Местоимение «чего», как известно, может означать и что, и почему; из вопроса Аркаши невозможно было понять, спрашивает ли он, что это такое, или хочет узнать, зачем это понадобилось.

«А, — проговорил он, — так бы сразу и сказал». На другой день он притащил бак, трубы, доски, добыл железную печурку. Подъехала телега с тяжелой ржавой ванной. В огороде был воздвигнут сарайчик. На полу лежала деревянная решетка. Над ванной — два крана и длинная трубка с лейкой, которую можно было поворачивать, поднимать и опускать.

К делу! За стол… Попытки взяться за труд, созревший, как плод в чреве, и просившийся наружу, — оставалось только дать ему выход, — попытки эти натолкнулись на неожиданное препятствие; мне нелегко объяснить, в чем оно, собственно, состояло. Язык может быть помехой для речи, как ноги, по пословице, мешают танцевать. Я сидел у окна, перед глазами расстилалась зеленая пустошь. Я писал и зачеркивал начатое, не успевал закончить фразу, как она увядала и падала, словно высохшее растение. К полудню я сидел перед страницей, покрытой сверху донизу начатыми и брошенными строчками. Зачеркивание приняло какой-то извращенный характер, превратилось в постыдно-увлекательное занятие: не довольствуясь вымарыванием строк, я покрывал их густой сеткой линий; кончилось тем, что я обвел рамкой и старательно заштриховал всю страницу.

Расхаживая взад и вперед по избе, я разглядывал стены и вещи до тех пор, пока меня не осенило: ведь мой мозг продолжал работать, из строя вышел лишь механизм, который превращал поток мыслей в письменную речь; я подумал: а что если пренебречь этим механизмом, забыть о правилах последовательного рассказа, о логике изложения, вообще забыть о том, что я должен что-то «излагать», — одним словом: сбросить вериги словесности?

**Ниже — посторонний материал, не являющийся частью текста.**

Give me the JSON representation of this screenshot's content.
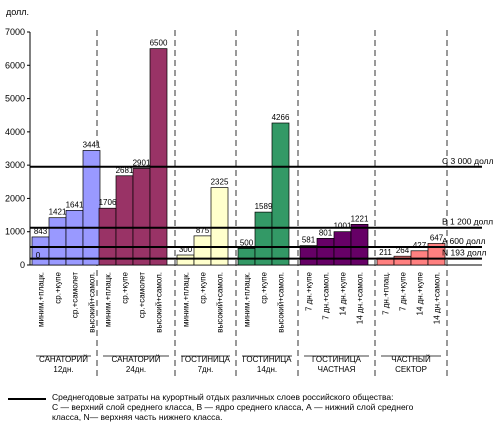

Раз навсегда избавиться от надзирателя, приставленного к нам, от контролирующего "я". Пораженный своим открытием, я остановился. Я попробовал исподтишка следить за собственной мыслью: предоставленная самой себе, она, как ручеек, устремлялась в каждую выбоину, то и дело меняя направление; она перескакивала с одного на другое и откликалась буквально на все; я взглянул на кровать и вскользь подумал о моей жене, перевел глаза на часы, на старый численник — и тотчас моя мысль устремилась вслед за словом «времяисчисление», я стал думать о календаре, мне представился Египет, от Египта я перескочил

на почтовые марки, вспомнил детскую коллекцию, мебель в нашей комнате,

переулок и латвийское посольство, мимо которого я ходил в школу. Тут я спохватился, что думаю о постороннем, и стал сворачивать ленту с конца: посольство — квартира моего детства — марки — календарь… Одновременно я думал и о другом, и о третьем, мысль моя цеплялась за все, что попадалось по дороге, и вместе с тем вопреки хаосу и кажущемуся разброду, без моего вмешательства в ней самой было внутреннее упорядочивающее начало. Отнюдь не логика, нет. Я уловил этот принцип, это организующее начало, когда попробовал вспомнить, о чем я думал только что, о чем думал перед этим и перед тем, как думал перед этим: моя мысль не была клочковатой, не рассыпалась, но каким-то образом сохраняла цельность; организатором было не что иное, как время, не имевшее, однако, ничего общего с тем, что обычно называют временем, — время моей мысли или, лучше сказать, время, которое и было моей мыслью.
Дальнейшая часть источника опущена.